Bach- Juwelen

REST DER WELT / MÜNCHEN / CLAUDIO ABBADO

07/12/12 Abbado und Bach? Das klingt ungewöhnlich. In München wurde das Konzert mit einer Kammer-Truppe des Orchestra Mozart Bologna zum Triumph für den Maestro, das Orchester  und die Solisten.

Von Elisabeth Aumiller

2004 gründete Abbado das Orchestra Mozart im Verein mit der Stadt Bologna und der berühmten seit 1666 bestehenden Regia Accademia Filarmonica di Bologna, in der bereits Mozart als Kind mit seinem Genie Aufsehen erregte. Sowohl durch die hochkarätige künstlerische Arbeit als auch durch soziale Projekte hat sich das Orchester einen Namen gemacht. Das Ensemble versteht sich nicht als Jugendorchester, aber es sind junge engagierte Musiker, aufgemischt mit versierten Namen ihres Fachs wie Isabelle Faust, Gregory Ahss, Alois Posch, Reinhold Friedrich , Jacques Zoon, Guilhaume Santana, um nur einige zu nennen.

Abbados waches Interesse und seine musikalische Neugier sind  grenzenlos und immer offen für neue Programme, erfuhr man beim Pressegespräch und mit den beiden Projekten „Tamino“ und „Papageno“. Inspiriert vom venezolanischen pädagogischen Netzwerk „El Sistema“  leisten Abbado und das Orchestra Mozart Bologna Pionierarbeit auf musik-sozialem Gebiet. “Musik ist notwendig zum Leben, sie kann verändern, verbessern und in manchen Fällen kann sie sogar retten“, sagt Claudio Abbado. So leistet das  Orchester mit dem „Tamino“-Projekt  therapeutische Arbeit mit kranken und behinderten Kindern und „Papageno“ geht ins Gefängnis und spielt vor Strafgefangenen, die zusätzlich in einem Chorprojekt zum aktiven Mitmachen eingebunden werden.
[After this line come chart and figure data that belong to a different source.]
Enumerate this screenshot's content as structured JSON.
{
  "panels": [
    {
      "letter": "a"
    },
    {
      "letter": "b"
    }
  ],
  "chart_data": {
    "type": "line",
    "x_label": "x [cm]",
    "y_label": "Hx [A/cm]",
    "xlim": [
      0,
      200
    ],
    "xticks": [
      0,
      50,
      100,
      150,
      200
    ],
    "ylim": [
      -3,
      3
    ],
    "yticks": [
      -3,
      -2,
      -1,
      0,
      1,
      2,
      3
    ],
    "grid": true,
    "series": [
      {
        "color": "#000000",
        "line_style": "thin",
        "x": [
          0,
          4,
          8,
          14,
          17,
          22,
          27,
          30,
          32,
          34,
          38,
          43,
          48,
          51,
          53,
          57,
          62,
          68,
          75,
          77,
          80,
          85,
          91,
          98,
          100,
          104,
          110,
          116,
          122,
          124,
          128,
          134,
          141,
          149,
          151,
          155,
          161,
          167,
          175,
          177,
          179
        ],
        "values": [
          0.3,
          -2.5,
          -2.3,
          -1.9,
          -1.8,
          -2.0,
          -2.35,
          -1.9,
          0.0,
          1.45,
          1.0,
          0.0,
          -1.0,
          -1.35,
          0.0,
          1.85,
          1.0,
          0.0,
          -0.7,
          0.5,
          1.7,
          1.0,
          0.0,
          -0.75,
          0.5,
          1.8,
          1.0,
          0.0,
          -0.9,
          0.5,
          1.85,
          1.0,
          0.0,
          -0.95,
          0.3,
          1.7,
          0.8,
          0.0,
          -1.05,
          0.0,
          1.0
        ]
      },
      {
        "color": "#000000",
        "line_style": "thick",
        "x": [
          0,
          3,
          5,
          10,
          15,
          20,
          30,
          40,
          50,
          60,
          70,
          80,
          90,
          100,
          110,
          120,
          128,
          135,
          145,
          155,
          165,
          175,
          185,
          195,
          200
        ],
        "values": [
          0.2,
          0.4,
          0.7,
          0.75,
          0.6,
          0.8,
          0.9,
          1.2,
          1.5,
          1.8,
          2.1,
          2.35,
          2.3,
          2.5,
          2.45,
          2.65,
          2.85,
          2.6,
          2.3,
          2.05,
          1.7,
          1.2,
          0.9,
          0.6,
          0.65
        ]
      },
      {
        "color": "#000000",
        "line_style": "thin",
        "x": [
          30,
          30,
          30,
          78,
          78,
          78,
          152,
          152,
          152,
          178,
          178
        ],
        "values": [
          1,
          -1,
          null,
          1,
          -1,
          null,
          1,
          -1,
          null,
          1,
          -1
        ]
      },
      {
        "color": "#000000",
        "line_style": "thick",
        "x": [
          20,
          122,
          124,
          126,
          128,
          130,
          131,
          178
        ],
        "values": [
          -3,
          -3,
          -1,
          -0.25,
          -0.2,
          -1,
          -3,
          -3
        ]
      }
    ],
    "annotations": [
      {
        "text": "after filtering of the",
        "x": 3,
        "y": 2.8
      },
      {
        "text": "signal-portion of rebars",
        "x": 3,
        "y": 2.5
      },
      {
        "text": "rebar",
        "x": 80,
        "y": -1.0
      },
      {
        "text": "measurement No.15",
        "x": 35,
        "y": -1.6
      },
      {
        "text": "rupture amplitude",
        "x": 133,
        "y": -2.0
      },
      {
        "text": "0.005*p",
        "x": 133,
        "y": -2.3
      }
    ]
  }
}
Eine Tournee führte das Ensemble also nun unter Abbados Leitung nach Mailand, Wien und Palermo, und das Kammerensemble des Orchesters stellte sich mit einem reinen Bach-Programm in Frankfurt,  Baden-Baden und zuletzt im Münchner Herkulessaal vor. Abbado und Bach? Das mag Bachs Bach sein. Natürlich wurde nicht im historischen Gewand musiziert, aber voller Leben, rhythmisch pulsierend in zügigen Tempi, dabei in sensibel transparentem Feinschliff. Das sprach die Hörer unmittelbar an. Mit knappen Gesten, aber wacher Präsenz in der Kommunikation mit den Musikern erzielte Abbado präzise Struktur, die sich aber nicht durch  strenge Konturen artikulierte, sondern mit  fließendem Musizieren voll inneren Lichts berührte. Ein großer Spannungsbogen wölbte sich von den Ausführenden zum äußerst konzentriert  lauschenden Publikum, das am Ende die stille Hingabe an die Musik in lautem Jubel auflöste.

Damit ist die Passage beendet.